Hi everyone! Sorry it's been so long since I've posted on here. Been busy tending to pets and working on other writing projects elsewhere on the Internet.
Today I'd like to paste a section from Jared Diamond's book Collapse: How Societies Choose to Fail or Succeed
(2005) where he discusses forestry and the Forest Stewardship Council (FSC). This is relevant information for anyone buying lumber from Home Depot or Lowe's or elsewhere who wishes to make environmentally-sound purchases. I read this section over lunch today and feel it's worthwhile to share with others.

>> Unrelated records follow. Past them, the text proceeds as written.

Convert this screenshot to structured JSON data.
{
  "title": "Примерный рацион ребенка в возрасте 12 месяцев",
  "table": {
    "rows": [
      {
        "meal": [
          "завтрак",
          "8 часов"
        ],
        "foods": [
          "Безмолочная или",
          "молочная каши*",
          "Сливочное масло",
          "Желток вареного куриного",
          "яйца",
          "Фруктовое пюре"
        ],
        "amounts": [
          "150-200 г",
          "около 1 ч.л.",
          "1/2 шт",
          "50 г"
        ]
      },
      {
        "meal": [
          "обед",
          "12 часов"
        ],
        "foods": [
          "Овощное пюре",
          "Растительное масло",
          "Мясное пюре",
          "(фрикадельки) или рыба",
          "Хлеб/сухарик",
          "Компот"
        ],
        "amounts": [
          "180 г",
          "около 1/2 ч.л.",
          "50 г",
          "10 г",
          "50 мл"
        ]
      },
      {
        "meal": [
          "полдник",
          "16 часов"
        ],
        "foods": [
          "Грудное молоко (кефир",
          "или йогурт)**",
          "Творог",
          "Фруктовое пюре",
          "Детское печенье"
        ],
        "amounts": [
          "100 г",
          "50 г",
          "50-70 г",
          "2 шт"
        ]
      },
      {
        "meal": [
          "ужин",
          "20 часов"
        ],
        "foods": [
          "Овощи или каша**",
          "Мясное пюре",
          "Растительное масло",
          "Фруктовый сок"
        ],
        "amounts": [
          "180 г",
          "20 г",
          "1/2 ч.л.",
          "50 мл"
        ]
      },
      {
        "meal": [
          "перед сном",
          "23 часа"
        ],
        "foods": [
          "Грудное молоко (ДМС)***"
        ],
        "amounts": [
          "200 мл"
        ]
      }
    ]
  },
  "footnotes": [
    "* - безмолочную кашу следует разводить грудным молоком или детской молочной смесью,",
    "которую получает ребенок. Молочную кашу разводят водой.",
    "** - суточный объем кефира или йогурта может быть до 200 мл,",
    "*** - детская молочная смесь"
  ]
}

Beginning on pg. 473, here are a few excerpts:
More than half of the world's original forests have been cut down or heavily damaged in the last 8,000 years. Yet our consumption of forest products is accelerating, with the result that more than half of those losses have occurred within the last 50 years--for instance, because of forest clearance for agriculture, and because world consumption of paper has increased five-fold since 1950. Logging is just the first step in a chain reaction: after loggers build access roads into a forested area, poachers follow those roads to hunt animals, and squatters follow them to settle. Only 12% of the world's forests lie within protected areas. In a worst-case scenario, all of the world's readily accessible remaining forests outside those protected areas would be destroyed by unsustainable harvesting within the next several decades, although in a best-case scenario the world could meet its timber needs sustainably from a small area (20% or less) of those forests if they were managed well.
Those concerns about the long-term future of their own industry impelled some timber industry representatives and foresters in the early 1990s to launch discussions with environmental and social organizations and associations of indigenous peoples. In 1993 those discussions resulted in the formation of an international non-profit organization called the Forest Stewardship Council (FSC), which is headquartered in Germany and funded by several businesses, governments, foundations, and environmental organizations. The council is run by an elected board, and ultimately by the FSC's membership, which includes representatives of the timber industry and of environmental and social interests. The FSC's original tasks were three-fold: to draw up a list of criteria of sound forest management; then, to set up a mechanism for certifying whether any particular forest satisfied those criteria; and, finally, to set up another mechanism for tracing products from such a certified forest through the complex supplier chain all the way to the consumers, so that a consumer could know whether the paper, chair, or board that he or she was buying in a store, and that carried the FSC logo, actually came from a soundly managed forest.